Das Absinken des Glukosespiegels wirkt aber noch in anderer Weise verjüngend: Die Hypophyse ist ein Organ zwischen dem Auge, sie steuert in ihrem vorderen Teil die wichtigsten Prinzipien unseres Lebens: Die Fort­pflanzung, die Stressabwehr, den Energiehaushalt, die Ernährung der Neugeborenen und das Wachstum. Letzteres wird vom Somatotropen Hormon gesteuert, nicht nur in der Kindheit und in der Pubertät, sondern auch später im Leben. Über sehr komplizierte Mecha­nismen greift das Wachstumshormon in den Zellzyklus, in die Proteinneubildung, aber auch in den Zucker­haushalt ein und regeneriert alte Strukturen. Mit dem Alter verliert die Hirnanhangsdrüse ihre Freude, Wachstumshormon zu bilden, es sinkt ab Lebens­mitte ab. In den Vereinigten Staaten wird es als Jung­brunnen verkauft und über Injektionen den alternden Menschen zugeführt, wobei diese einen „Pferdefuss“ hat: Das Wachstumshormon schwankt, wird in Wellen aus der Hirnanhangsdrüse den einzelnen Organen übergeben und dieses Auf und Ab des Hormons ist für viele seiner Wirkungen mitverantwortlich. Injiziert man das Wachstumshormon in das Gesäß, so ist eine ein­malige Konzentration verfügbar, es fehlt aber jener Schwankungsbereich, der gerade beim Wachstums­hormon von Wichtigkeit ist. Deswegen hat die Medizin vieles versucht, um den Körper selbst anzuregen, Wachstumshormon freizusetzen. Auf dieser Suche fand man eine Aminosäure, das Arginin, welches einen ge­wissen Effekt auf die Wachstumshormonfreisetzung hat: Dies ist einer der Gründe, warum Fische, die reich an Arginin sind, dem Körper gut tun.

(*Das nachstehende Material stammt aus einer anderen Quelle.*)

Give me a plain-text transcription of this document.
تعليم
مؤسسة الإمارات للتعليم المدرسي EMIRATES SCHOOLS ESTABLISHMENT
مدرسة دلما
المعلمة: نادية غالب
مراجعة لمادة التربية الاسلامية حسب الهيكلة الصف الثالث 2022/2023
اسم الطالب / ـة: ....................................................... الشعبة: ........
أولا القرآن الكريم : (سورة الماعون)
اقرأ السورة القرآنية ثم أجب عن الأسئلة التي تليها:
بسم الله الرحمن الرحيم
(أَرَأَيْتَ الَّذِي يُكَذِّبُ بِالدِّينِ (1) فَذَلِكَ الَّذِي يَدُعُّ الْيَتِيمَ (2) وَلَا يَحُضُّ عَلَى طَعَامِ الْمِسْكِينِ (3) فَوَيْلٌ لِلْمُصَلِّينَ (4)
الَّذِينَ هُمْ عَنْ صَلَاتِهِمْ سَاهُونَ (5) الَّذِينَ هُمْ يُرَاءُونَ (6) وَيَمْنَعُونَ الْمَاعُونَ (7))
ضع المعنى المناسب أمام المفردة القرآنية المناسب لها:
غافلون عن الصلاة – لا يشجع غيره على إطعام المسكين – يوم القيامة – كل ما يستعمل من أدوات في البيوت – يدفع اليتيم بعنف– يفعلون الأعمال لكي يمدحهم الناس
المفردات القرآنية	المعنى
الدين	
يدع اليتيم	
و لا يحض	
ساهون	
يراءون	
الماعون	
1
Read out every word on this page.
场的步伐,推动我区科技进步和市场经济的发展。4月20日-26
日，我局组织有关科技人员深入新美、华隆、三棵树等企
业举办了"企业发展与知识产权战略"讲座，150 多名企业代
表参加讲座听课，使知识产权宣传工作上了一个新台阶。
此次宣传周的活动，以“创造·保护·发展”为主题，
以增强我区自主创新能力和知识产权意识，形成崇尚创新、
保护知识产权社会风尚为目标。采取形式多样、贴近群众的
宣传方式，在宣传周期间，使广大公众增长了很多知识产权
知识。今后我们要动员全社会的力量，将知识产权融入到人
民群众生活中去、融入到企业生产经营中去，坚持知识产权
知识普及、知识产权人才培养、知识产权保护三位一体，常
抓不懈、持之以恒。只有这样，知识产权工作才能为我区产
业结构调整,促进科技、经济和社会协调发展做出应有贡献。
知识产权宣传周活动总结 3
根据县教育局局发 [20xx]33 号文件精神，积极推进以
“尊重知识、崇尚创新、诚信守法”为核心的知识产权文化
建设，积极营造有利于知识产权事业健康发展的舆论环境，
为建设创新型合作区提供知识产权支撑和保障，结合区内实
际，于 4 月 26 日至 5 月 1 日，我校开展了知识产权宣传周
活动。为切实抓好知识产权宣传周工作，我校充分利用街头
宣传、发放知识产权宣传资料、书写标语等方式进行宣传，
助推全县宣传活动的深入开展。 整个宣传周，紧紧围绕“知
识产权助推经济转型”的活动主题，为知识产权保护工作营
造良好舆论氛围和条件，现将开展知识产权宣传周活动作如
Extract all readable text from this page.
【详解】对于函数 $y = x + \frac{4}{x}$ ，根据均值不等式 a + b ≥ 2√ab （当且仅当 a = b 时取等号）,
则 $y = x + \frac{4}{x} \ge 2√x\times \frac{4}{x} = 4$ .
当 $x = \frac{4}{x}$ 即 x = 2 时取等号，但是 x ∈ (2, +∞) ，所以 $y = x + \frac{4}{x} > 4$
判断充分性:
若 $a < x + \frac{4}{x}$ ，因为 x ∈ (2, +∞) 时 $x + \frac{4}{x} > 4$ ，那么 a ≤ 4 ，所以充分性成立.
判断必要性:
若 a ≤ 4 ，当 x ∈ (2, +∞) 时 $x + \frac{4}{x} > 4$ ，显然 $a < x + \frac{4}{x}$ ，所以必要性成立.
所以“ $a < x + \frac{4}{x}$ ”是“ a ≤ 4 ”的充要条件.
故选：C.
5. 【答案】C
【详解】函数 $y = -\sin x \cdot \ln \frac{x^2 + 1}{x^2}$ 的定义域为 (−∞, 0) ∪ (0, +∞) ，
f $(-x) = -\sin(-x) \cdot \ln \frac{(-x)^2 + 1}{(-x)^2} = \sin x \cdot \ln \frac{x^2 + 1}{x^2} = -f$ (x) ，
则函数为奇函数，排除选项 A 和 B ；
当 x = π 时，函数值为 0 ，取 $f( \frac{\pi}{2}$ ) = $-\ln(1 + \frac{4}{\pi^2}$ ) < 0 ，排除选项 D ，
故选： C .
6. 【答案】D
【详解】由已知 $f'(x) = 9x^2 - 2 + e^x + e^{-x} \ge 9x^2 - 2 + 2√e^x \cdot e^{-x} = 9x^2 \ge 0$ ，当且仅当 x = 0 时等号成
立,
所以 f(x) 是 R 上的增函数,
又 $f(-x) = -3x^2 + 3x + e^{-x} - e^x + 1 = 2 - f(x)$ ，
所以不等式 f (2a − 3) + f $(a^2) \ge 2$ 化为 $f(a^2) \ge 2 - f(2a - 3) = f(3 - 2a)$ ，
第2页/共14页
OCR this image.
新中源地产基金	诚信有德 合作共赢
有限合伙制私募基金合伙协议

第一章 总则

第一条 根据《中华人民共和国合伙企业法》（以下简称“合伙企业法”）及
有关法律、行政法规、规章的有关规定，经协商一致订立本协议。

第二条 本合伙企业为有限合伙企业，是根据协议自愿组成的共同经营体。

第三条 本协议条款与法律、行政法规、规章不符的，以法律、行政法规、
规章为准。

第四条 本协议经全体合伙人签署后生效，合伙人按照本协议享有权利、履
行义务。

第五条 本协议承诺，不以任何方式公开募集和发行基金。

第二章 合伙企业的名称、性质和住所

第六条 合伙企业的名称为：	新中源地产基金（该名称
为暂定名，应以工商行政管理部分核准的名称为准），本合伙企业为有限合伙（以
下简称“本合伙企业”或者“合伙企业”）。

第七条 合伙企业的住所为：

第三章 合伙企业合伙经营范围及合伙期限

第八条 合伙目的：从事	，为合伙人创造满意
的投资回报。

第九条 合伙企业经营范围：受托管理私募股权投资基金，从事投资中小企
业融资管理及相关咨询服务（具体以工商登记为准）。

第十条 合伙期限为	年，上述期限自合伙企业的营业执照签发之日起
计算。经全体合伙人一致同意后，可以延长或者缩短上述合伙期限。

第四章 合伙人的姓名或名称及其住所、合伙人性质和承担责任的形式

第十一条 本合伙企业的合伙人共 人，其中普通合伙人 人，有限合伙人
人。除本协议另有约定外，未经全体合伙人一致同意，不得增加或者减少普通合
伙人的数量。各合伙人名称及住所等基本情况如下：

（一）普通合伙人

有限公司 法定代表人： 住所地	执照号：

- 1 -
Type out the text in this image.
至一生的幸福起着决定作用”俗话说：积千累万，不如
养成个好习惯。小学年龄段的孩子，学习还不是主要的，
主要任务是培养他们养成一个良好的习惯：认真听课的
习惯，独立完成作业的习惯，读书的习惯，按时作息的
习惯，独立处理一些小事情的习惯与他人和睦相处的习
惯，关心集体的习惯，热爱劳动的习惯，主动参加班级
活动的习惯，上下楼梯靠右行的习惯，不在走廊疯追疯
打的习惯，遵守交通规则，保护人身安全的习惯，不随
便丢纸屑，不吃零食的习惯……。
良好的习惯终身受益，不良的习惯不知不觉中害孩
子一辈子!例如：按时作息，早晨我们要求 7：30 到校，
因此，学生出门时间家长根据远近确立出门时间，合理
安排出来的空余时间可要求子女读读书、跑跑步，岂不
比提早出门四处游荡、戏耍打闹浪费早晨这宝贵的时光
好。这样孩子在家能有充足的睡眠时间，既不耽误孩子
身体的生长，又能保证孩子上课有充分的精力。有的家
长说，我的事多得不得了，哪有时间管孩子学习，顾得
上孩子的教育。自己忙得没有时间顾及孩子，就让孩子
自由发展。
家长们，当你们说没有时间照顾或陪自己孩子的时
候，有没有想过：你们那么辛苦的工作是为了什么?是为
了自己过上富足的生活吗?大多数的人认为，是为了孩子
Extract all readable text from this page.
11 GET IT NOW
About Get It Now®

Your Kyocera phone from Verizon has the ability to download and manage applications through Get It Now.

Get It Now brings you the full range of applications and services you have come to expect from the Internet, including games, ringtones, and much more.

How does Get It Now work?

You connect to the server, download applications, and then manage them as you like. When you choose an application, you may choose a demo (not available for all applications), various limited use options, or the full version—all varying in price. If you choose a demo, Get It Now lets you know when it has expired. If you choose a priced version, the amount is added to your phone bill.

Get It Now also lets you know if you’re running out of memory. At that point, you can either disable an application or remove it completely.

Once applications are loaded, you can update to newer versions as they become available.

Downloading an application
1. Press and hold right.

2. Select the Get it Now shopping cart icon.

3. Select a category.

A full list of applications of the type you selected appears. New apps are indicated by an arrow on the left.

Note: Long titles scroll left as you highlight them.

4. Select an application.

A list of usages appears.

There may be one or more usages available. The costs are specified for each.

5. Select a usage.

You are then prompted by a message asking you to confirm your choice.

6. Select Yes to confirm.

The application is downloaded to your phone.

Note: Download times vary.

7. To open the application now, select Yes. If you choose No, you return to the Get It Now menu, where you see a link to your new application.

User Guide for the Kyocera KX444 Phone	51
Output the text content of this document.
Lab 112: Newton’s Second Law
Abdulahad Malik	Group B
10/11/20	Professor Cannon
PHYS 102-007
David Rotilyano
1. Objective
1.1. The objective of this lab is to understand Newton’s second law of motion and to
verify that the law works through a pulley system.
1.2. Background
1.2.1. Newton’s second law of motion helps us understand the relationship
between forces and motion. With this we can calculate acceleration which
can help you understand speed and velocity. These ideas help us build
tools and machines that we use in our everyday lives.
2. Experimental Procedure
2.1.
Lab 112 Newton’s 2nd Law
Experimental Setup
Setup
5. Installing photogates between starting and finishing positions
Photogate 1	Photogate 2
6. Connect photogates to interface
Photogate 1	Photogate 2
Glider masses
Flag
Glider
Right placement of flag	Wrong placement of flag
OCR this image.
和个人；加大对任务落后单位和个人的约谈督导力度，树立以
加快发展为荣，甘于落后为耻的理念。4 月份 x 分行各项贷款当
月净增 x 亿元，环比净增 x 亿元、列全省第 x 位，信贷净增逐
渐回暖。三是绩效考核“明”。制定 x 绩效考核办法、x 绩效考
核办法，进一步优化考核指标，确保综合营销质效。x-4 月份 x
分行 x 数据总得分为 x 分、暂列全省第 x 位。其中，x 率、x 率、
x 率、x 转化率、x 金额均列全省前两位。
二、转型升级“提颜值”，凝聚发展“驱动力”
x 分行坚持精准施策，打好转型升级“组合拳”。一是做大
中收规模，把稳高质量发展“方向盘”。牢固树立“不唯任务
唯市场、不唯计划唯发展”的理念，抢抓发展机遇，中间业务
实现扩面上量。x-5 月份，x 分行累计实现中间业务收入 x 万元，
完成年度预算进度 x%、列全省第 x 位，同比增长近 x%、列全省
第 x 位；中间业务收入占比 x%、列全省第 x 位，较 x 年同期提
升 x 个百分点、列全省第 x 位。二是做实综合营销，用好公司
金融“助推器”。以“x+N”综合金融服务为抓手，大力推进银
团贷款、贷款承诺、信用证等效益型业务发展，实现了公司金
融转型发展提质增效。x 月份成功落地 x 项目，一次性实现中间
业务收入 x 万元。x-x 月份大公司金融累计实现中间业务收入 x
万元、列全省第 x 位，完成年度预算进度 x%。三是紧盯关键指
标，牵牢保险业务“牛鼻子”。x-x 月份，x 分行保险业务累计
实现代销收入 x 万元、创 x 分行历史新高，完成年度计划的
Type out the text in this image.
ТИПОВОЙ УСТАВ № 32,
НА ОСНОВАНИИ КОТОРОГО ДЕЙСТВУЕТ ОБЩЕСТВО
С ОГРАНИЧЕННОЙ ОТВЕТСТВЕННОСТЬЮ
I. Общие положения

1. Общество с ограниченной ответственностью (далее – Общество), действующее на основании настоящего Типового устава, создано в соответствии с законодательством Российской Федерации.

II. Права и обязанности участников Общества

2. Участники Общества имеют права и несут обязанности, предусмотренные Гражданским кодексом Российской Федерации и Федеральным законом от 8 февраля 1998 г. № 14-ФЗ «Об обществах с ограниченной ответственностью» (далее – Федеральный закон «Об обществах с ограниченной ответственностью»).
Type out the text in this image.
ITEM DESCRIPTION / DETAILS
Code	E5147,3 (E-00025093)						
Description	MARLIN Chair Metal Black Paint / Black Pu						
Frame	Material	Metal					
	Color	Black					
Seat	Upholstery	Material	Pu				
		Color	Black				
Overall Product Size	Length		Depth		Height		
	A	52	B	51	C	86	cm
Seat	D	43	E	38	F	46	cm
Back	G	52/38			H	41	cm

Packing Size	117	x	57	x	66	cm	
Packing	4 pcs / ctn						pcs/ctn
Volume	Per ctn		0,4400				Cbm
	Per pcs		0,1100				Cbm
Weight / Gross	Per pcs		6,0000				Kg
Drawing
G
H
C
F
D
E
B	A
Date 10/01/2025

Die Suche nach Rezepten, die den Körper dazu bringen, das Wachstumshormon selbständig und in Eigenregie freizusetzen, brachte – neben dem Arginin – eine interessante Erkenntnis: Ein Absenken des Glukose­spiegels, der Stress des Verhungerns, führt ebenfalls zu einer starken inneren Produktion des Somatotropen Hormons, so als wollte der Körper dem Verhungern und dem Absterben der Zellen entgegenwirken. Allerdings leistet sich die Hirnanhangsdrüse die Wachstums­hormonsynthese nicht den ganzen Tag. Sie ist auf eine beschränkte Zeit konzentriert und die fällt unglücklicher­weise noch in die Nacht. Zwischen 0.00 Uhr und 2.00 Uhr morgens ist unser Körper bereit, Wachstums­hormon zu bilden und auch in die Blutbahn abzugeben und hier reagiert er sehr sensibel auf den Glukose­spiegel. Je niedriger dieser ist, umso mehr Wachstums­hormon wird gebildet. Ca. 8 Stunden benötigt der Körper, um die aufgenommene Nahrung zu verdauen und in Energie umzusetzen. Erst dann beginnt langsam der Zucker des Blutes zu sinken und bekanntlich be­kommt man dadurch neuen Appetit. Um Mitternacht kommt die richtige Stunden für das Wachstumshormon. Ist der Magen leer und es sind keine Nahrungs­mittel im Darm, so bekommt die Hirnanhangsdrüse den Befehl, die Bildung des Wachstumshormons zu ver­stärken. Rechnet man von Mitternacht acht Stunden zurück, so sind wir bei 16 Uhr nachmittag. Dies ist auch der Zeitpunkt, wo das letzte Mal eine Nahrung eingenommen werden soll. Nach acht Stunden, also um Mitternacht, ist die Verdauung beendet, der Darm leer, Insulin und Glukose sinken ab.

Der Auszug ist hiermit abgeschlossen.